This research is a basic study on utilizing artificial intelligence (AI) by applying deep learning to the fields of architecture and urban design.
In recent years, the use of budding technologies, such as deep learning, has increased in the field of architecture and urban design. While this technology has potential in various fields, this study focuses on learning and deduction of sensibility evaluation and impression of design. Needless to say, the relationship of design with sensibility and impression is important, and the design heightens sensibility and impressions. However, the causal relationship of quantitative representation (feature value) and feature value of design with impression is complex and is characteristically difficult to deduce. Such a characteristic is a property similar to fields where deep learning has been successfully used. It is, therefore, thought that AI using deep learning could be applicable. As mentioned, this research examines the budding properties of AI that deduce “street names and desire to visit” based on city landscapes. Specifically, the “desire/no-desire to visit (classification)” and “degree of desire to visit” are deduced, and as constituents of image consciousness, street names are also classified (21 classes).

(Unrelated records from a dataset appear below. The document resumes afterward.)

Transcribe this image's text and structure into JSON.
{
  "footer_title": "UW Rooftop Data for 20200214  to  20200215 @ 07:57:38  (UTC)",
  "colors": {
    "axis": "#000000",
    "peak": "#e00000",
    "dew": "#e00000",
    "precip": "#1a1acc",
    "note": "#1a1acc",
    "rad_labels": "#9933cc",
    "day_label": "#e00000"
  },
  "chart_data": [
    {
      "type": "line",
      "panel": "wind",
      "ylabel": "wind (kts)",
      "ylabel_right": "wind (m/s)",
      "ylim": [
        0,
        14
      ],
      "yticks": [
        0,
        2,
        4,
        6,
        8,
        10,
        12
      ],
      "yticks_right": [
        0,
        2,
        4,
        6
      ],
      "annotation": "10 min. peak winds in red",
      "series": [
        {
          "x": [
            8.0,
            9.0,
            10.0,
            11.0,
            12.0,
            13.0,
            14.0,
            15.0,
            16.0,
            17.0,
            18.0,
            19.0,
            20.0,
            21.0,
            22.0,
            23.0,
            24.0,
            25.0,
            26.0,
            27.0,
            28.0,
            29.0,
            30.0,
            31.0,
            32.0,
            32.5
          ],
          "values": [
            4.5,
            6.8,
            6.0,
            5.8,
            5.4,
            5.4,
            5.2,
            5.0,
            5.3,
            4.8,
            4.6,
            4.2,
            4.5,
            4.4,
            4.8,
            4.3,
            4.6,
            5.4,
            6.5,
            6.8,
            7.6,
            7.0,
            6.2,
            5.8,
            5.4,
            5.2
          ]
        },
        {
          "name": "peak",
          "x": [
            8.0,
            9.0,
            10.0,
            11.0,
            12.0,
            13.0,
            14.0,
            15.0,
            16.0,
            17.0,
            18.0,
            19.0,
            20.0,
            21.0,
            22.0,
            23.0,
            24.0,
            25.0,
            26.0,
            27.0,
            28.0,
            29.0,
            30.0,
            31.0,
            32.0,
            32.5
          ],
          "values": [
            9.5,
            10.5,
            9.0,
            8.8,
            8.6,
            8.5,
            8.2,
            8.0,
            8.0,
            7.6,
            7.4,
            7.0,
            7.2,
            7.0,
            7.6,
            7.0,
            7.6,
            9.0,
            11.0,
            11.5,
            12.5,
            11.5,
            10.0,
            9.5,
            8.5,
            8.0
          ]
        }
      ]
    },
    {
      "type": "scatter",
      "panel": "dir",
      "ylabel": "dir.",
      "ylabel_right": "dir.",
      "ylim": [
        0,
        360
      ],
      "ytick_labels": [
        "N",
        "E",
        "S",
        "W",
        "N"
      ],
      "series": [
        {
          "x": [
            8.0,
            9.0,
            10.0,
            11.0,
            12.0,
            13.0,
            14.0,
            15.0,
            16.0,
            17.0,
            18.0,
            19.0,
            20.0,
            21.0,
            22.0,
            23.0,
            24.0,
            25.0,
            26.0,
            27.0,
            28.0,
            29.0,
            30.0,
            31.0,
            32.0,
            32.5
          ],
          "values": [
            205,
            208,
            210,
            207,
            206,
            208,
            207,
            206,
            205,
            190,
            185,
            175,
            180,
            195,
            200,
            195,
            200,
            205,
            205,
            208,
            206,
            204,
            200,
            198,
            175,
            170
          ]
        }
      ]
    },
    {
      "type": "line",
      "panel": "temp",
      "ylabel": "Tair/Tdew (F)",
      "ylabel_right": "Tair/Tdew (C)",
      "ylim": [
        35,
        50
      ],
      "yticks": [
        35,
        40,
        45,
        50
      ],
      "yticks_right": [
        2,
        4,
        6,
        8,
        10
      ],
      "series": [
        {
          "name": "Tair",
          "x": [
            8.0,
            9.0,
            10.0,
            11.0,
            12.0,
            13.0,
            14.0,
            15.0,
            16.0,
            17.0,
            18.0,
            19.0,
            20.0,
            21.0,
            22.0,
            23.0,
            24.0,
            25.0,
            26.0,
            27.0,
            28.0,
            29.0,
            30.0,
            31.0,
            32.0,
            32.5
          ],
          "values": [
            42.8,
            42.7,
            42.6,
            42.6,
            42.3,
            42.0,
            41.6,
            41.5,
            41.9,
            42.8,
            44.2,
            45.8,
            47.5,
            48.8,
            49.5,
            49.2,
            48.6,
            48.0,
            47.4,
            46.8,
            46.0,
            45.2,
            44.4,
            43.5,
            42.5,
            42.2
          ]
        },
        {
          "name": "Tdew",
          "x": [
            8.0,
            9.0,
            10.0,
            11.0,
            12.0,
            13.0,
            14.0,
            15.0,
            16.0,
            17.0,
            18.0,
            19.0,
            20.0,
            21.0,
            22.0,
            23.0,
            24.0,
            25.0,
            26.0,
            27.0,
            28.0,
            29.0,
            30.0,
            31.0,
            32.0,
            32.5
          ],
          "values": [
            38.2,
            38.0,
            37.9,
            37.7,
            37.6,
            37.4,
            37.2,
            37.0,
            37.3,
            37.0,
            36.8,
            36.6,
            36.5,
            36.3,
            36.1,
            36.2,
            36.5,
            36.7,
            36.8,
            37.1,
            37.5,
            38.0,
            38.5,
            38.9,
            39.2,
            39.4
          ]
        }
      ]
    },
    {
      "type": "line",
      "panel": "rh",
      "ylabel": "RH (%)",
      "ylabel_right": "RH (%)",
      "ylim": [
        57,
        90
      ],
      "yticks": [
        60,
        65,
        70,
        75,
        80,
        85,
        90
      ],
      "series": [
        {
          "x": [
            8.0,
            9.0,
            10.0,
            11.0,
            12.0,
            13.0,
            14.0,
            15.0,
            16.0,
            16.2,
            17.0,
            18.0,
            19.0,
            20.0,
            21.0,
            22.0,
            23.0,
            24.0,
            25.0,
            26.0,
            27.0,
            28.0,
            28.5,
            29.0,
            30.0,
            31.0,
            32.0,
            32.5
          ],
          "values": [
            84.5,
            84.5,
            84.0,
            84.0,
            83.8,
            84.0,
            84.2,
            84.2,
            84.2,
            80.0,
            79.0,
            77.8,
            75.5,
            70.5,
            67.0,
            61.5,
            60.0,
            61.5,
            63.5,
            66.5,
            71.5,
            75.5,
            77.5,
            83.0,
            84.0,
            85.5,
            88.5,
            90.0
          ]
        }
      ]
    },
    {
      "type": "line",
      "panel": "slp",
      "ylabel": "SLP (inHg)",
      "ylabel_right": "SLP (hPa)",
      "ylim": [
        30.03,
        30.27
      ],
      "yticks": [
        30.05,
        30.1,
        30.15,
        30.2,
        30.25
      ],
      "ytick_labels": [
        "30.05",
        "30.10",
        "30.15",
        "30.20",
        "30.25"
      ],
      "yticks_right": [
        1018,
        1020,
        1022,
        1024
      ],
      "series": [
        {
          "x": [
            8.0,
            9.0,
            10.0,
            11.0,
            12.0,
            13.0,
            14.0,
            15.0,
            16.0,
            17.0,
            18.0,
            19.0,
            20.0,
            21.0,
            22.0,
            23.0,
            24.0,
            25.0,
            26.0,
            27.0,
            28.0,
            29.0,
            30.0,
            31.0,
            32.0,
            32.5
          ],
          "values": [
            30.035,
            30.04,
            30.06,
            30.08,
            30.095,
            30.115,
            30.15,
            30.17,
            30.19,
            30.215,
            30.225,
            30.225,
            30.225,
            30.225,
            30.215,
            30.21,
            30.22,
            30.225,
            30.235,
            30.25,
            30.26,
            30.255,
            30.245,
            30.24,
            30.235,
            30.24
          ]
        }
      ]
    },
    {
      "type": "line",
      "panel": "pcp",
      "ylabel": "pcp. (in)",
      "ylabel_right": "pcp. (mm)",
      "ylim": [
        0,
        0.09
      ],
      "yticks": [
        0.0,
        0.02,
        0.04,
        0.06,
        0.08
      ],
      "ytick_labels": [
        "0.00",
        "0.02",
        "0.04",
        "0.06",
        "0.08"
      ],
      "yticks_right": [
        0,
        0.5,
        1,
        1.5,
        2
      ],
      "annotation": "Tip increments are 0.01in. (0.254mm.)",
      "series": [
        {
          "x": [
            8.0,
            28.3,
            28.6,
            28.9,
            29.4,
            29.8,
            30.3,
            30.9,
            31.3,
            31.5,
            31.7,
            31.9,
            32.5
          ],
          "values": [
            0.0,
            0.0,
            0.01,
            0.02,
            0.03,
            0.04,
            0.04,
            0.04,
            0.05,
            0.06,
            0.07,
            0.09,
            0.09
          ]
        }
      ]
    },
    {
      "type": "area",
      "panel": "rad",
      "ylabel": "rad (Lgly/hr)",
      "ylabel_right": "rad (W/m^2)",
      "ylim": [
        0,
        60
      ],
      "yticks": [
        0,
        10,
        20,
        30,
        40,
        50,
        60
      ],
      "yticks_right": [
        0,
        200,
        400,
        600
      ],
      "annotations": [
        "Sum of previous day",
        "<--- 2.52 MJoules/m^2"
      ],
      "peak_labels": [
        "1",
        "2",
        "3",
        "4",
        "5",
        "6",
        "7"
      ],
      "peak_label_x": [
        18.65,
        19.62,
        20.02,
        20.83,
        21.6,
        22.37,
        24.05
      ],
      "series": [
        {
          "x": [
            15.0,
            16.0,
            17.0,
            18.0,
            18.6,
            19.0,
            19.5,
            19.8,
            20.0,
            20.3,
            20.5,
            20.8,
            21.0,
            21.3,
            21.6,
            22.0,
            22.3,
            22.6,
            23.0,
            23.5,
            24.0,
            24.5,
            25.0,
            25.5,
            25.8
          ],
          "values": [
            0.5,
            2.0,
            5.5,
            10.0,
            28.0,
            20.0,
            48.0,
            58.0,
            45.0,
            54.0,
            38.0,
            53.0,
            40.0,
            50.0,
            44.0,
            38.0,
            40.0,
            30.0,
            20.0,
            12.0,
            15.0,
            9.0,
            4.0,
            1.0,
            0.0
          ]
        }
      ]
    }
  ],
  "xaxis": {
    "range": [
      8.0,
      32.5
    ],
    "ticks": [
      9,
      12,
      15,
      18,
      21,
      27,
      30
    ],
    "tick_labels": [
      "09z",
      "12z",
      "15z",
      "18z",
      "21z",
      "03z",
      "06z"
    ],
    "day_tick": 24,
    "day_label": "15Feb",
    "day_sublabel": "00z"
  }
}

The object of the study and the city landscapes were prepared from 21 streets selected from a large city and sightseeing information. The images for city landscapes were obtained from street view on Google Earth to ensure that these images were not of any one building, ground, or sky. A total of 2,100 images, 100 for each street, were considered.
Deduction AI with high precision was first successfully developed to deduce “classification of street names (21 classes)”. Its precision was approximately 86% for the F-value with a K-coefficient of 0.8508 (p-value = 1.6e-15). Next, for the classification, deduction AI with high conformity with desire/no-desire to visit criteria of test subjects was successfully prepared. Its precision had a K-coefficient of 0.8920 (p-value = 2.2e-15). Further, for deducing degree of desire, there was little difference in the degree of desire to visit between test subjects, and AI permitting deduction with high correlation was successfully developed. For its precision, the effect size of Wilcoxon’s signed rank test (test of paired nonparametric data) was 0.18, and Spearman’s rank correlation was 0.7564 (p-value = 0.0005742). Finally, to generalize the methodology of AI using deep learning, the 95% confidence interval that considered 100 kinds of AI developed using this method was confirmed to be small. Specifically, the effect size did not exceed 0.2 (a threshold value indicating small effect size) and did not fall below 0.6 (a threshold value indicating high correlation). Under the experimental conditions of this study, the AI developed using deep learning can be described as a method that presents generality in the degree of precision.
From the perspective of the experimental conditions of the study and usage, a successful impression deduction AI for city landscapes with good precision is developed. This provides the first step in systematically organizing and investigating the hitherto unstudied budding potential of deep learning in the fields of architecture and urban design.